Recorded in Birmingham and Kanneh-Mason’s hometown of Nottingham during two concerts with the orchestra, both conducted by Gražinytė-Tyla, the album features Shostakovich’s Cello Concerto No1 – the piece that propelled him to the Young Musician title.

It sits at the heart of the programme, immediately preceded by the Nocturne from the same composer’s Gadfly Suite.

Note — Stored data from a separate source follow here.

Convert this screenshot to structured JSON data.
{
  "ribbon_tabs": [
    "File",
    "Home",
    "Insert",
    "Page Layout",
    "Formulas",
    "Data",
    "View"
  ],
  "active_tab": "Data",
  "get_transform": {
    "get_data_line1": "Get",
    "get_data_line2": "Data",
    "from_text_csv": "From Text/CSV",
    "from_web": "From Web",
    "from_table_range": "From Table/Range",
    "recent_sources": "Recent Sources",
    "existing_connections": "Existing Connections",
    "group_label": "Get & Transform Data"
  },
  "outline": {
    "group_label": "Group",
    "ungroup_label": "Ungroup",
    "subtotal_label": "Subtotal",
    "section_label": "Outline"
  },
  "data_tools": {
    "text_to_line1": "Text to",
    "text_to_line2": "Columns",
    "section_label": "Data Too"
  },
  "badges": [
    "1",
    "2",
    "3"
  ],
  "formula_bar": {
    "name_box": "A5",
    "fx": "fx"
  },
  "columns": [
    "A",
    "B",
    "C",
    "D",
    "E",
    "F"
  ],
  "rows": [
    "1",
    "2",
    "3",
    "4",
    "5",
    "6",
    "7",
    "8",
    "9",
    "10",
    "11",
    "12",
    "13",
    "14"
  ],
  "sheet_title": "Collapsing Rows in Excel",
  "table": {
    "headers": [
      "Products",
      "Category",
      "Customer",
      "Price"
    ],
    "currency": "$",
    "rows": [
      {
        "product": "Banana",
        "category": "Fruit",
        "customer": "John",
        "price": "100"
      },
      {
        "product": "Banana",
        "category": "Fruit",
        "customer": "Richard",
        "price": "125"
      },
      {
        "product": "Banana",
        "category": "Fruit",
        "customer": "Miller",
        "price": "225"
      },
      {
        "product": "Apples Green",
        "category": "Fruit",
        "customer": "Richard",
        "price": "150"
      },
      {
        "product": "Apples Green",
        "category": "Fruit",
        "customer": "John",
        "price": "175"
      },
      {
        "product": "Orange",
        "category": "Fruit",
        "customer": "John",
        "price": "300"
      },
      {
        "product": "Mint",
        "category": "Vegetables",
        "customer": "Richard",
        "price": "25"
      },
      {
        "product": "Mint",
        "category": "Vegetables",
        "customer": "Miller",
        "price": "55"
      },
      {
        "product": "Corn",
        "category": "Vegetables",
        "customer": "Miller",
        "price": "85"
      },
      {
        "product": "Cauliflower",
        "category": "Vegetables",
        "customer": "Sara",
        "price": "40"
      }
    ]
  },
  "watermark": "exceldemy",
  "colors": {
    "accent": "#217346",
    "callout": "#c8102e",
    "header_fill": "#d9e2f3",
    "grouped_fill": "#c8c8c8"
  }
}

If the Shostakovich is the meat in the sandwich – and its every bit as good as one would expect – there’s plenty more here to give listeners a sense of just what heights Kanneh-Mason is already hitting.

The most famous piece is The Swan from Saint-Saëns’s Carnival of Animals – simply beautiful playing of this lush, romantic icon; the phrasing is exquisite.

And then there is Song of the Birds. This traditional Catalan song was arranged for the instrument by the legendary Catalan cellist Pablo Casals and often played by him at the start of a concert to protest against the fascist regime of Franco in Spain.

There is an astonishing sense of emotion here; never heavy-handed – indeed, there is lightness to Kanneh-Mason’s playing that is breathtaking on occasion.

Then, on the other side of the Shostakovich, comes the beautifully lyrical Jacqueline’s Tears from Harmonies des bois by Offenbach, himself a cellist, and a reminder that the composer was not just capable of feather-light operetta. Then its back to Casals with his Sardana – a setting for the Catalonian national dance.

The album rounds off with arrangements for cello of Bob Marley’s No Woman, No Cry and Leonard Cohen’s Hallelujah – the latter in particular works superbly.

If this sounds like a somewhat disjointed programme, it’s far from it. Underpinned by a poignant and reflective tone that helps span the musical eras and styles, it all comes together to provide the basis for an astonishingly fine debut from Kanne-Mason.

It really is not difficult to see why his name is being mentioned in the same breath as that of Jaqueline Du Pre.